Imagine you’re driving along the road in a shopping district located in an Illinois municipality. Chances are, you’re not only trying to drive the speed limit and be aware of traffic signals and signs, but you’re also watching for vehicles turning out of driveways and parking lots in front of you – as well as those who slow down before they switch lanes or turn into a driveway or parking lot. You’re so busy paying attention to common driving obstacles that it’s perfectly understandable if you’re not watching to make sure that oncoming vehicles are staying in their lanes.
A head-on collision occurred in the Kane County city of Batavia, which is also a suburb of Chicago. On Wednesday night just before midnight, a Nissan Rogue was driving south on Randall Road just past Mill Street (about five miles north of the Reagan Memorial Toll Road) when a northbound Honda Odyssey minivan crossed the center line and slammed head-on into the Rogue. One of the two occupants in the Rogue had to be airlifted to a Downers Grove hospital in critical condition, while the other was rushed to a nearby hospital with what were described as non-life threatening injuries. The 43-year old Batavia woman driving the Odyssey was pronounced dead on the scene.

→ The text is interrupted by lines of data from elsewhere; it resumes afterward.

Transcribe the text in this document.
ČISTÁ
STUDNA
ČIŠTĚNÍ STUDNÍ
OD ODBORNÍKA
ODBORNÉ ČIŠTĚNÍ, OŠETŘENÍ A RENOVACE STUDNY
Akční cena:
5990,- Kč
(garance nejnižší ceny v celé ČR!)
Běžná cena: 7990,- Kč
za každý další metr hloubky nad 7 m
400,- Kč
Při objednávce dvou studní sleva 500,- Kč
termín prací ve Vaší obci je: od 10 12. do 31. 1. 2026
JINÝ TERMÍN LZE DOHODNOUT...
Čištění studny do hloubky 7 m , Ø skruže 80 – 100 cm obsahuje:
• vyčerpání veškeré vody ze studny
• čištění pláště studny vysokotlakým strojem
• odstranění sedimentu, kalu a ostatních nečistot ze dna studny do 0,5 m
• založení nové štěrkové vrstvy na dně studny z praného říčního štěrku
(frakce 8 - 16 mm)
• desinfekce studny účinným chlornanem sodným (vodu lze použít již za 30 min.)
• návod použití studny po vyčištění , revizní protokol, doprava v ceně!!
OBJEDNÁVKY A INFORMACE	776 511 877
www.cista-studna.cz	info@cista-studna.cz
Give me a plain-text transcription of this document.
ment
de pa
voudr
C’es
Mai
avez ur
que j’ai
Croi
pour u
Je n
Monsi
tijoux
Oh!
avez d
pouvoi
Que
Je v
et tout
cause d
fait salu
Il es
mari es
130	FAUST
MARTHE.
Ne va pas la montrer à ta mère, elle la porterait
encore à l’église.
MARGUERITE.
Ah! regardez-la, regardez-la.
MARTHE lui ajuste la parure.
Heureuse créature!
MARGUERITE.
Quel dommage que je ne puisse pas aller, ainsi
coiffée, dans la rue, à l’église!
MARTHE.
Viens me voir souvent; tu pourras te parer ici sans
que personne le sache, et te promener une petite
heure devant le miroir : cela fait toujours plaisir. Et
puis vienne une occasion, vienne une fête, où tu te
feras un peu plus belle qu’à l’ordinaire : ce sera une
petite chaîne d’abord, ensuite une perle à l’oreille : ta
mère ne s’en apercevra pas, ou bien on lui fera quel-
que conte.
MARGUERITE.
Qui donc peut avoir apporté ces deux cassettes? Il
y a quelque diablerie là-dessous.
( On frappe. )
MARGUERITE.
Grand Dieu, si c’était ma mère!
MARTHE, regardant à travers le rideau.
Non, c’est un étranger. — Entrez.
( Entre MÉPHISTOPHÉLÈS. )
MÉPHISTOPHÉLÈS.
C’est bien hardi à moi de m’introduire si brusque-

Even though the minivan driver perished in the Batavia car accident, she still can be held responsible for causing the crash and the injuries to the two Rogue occupants. Therefore, if the two injured victims wish to do so, they could file personal injury lawsuits against the Batavia woman’s estate. Even though it may seem somewhat insensitive, the fact is that the Rogue’s occupants would not have had to be subjected to pain, trauma, and physical harm had the minivan driver not caused the Batavia car accident. The plaintiffs could recoup hospital expenses and be compensated for unearned wages due to absenteeism as a result of the crash.